Is influencer marketing worth it?
Influencer marketing brings 11 times higher ROI than digital media. Compared to AdWords, it can increase your revenue up to 9 USD per 1 USD you spend. But, some might not agree with those statistics. In 2019, Arii, an Instagram influencer, could not sell even 36 t-shirts to her 2 million followers!
Forbes argues that this marketing approach still works. Let’s reminisce about the buzzing event, Fyre Festival that featured Kendall Jenner, Hailey Bieber, and Bella Hadid. The event was awful, but it proves how real influencers can powerfully promote the brand. You just need to do it the right way.
What is influencer marketing?
In a general term, influencer marketing is one of the promotional marketing strategies in social media. Specifically, the advertising counts on influencers, individuals that are categorized as experts in the niche, to share their products. This approach works because those influencers have built their tribe and their followers trust them.

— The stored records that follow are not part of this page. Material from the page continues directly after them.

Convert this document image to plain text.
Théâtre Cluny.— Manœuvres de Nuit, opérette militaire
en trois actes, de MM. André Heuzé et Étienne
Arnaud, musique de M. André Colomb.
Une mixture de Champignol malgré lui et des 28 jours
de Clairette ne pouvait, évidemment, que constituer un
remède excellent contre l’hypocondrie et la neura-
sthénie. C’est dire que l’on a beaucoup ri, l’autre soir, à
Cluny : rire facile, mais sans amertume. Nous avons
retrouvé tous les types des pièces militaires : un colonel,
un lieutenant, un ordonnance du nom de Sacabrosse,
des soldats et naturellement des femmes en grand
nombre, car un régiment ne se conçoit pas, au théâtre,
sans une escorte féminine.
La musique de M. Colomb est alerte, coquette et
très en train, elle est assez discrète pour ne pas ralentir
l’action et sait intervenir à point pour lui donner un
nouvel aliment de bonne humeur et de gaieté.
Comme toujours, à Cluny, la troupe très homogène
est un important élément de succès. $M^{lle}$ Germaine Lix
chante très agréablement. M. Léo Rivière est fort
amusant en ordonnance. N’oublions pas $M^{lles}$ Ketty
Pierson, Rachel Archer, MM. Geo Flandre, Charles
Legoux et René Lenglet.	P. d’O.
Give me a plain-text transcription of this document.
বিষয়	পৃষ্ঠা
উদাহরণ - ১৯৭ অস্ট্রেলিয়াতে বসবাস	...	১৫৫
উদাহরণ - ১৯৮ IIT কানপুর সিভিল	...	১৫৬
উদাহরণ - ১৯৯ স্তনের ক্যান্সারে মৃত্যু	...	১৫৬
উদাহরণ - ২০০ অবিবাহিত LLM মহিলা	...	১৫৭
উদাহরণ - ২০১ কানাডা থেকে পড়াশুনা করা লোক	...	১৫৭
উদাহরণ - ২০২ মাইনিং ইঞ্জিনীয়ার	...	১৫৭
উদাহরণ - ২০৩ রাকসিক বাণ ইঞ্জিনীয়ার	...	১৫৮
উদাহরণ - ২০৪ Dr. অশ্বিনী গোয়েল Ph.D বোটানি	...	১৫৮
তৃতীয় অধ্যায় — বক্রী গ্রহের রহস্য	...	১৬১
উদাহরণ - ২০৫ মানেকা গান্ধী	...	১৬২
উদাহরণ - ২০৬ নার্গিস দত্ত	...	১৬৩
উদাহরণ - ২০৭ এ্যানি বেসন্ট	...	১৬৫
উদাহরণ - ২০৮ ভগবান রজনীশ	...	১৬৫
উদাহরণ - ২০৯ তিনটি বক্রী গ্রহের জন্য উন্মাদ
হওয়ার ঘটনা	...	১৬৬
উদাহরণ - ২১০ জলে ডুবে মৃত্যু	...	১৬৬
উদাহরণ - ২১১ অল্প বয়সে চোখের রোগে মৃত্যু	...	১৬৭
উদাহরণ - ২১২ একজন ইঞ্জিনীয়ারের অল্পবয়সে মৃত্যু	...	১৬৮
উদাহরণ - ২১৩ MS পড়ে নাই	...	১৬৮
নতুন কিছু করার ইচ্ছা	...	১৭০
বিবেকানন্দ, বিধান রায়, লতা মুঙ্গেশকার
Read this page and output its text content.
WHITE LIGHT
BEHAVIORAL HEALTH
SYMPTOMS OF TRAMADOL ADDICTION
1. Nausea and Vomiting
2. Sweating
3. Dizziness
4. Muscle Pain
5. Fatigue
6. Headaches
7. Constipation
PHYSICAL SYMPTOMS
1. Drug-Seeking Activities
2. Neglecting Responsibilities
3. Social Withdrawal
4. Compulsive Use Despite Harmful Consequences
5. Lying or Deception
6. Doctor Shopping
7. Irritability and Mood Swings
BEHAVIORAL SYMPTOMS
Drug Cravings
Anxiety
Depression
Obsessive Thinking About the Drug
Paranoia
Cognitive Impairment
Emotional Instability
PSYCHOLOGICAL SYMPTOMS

When a brand asks the influencers to work with them, they will recommend it to their following and it can be the social proof to the brand. You can say that your products have been endorsed by that influential person, so your potential customers will be eager to check that out.
Types of influencers
Influencers are divided into some categories based on the number of followers and media or field they work on.
Micro-influencers have about 10 thousand followers or even less. Looking at the number, it seems that the campaign will not be effective because they do not have a huge reach.
The reality is the opposite. The power of micro-influencers is on their engagement with the followers. A study has shown that 82 percent of consumers follow their recommendation, and they have 22,2 times higher in buying conversations.
If influencers have more than 100 thousand followers, they are included in this category. They are widely known, but not as popular as celebrities. The strength point of macro-influencers is that they can improve your brand awareness because they can target a large audience.
- Mainstream celebrities
Mainstream celebrities are the “traditional” way in influencer marketing. It includes athletes, movie stars, models, and other popular public figures. Their influence is valid and has been used for marketing since years ago. Due to the reason, they are mostly associated with big brands.
Blogging has not died. Many bloggers are still weighty to promote your product. They can win the SEO on search engines and reach people from their website. For example, Dan Flying Solo, a travel blogger, is getting more powerful as he features with National Geographic and Travel Channel. He shares amazing photos around the world and useful tips.
Vloggers are similar to bloggers, but they publish their stories with a video. They use streaming platforms such as YouTube or TikTok their content about anything like daily lives, beauty, and gaming. The example of vloggers is James Charles who has 19 million subscribers on YouTube performing his talent on makeup.
How to build an influencer marketing strategy
- Do research
Like any marketing strategy, you have to start with research and deep audience analysis. Decide the network you want to focus on and consider your industry.
This is crucial because audience demographics can vary on how audiences use marketing channels. For instance, Facebook is a huge success to market to Baby Boomers to Millenials, but Generation Zers only open it once a week.
And, certain industries have different network loved by the community. For example, YouTube is the perfect platform if you are in the gaming industry. YouTube freely lets over 50 percent of gamers share their favorite games and gaming scenes.
- Set a budget
During the research, do not forget to set your budget since it determines what types of influencers you can afford. If you have a small business, micro-influencers can be your preference. You also need to review their niche because they may be strict and only accept certain products.
If you have more budget, you can ask macro-influencers to work with you. This makes your brand look exclusive because they are popular and looked up to by many people.
Setting the budget also helps you count the ROI you will get. For example, you decide to hire Kendall Jenner with her 115 million followers. Her payout is about 250,000 USD, which seems a lot. But, imagine if you promote a 100 USD product and sell it to at least half of her followers, you can receive more than 5 billion USD! That is a huge amount of money.
- Pick a message and goal
The majority of influencers will be ready to serve if you have a specific message and goal to achieve. What kind of value do you want them to deliver? Which group of people do you want to reach?
It is because they also need to think about how they will arrange the sponsorship or endorsement and how they write the caption. Even though they have their uniqueness and creativity, you do not want them to publish irrelevant content, right? Hence, plan out your marketing goals before reaching the influencers out.
- Find the influencers and contact them
After gathering the data, find your perfect influencers. Think about whether they perform similar things to your product. If you own a culinary business, aim people who are foodies and often post about that.
Make sure you examine their engagement. Take a look at the number of their followers and likes, if it is on Instagram. Do they make sense? Or, the “influencers” only buy followers? Moreover, analyze their partnerships on whether they have worked with your competitor or promote similar products.
Micro-influencers are usually available on the same platform. The advanced ones often put business inquiries in their bio.
- Track the campaign
Last but not least, review the campaign. You can ask them to send you a screenshot of their post insights, so you can see the numbers on reach, impressions, likes, and other details. Influencers are always there. The more important thing is that you set an effective influencer marketing strategy first.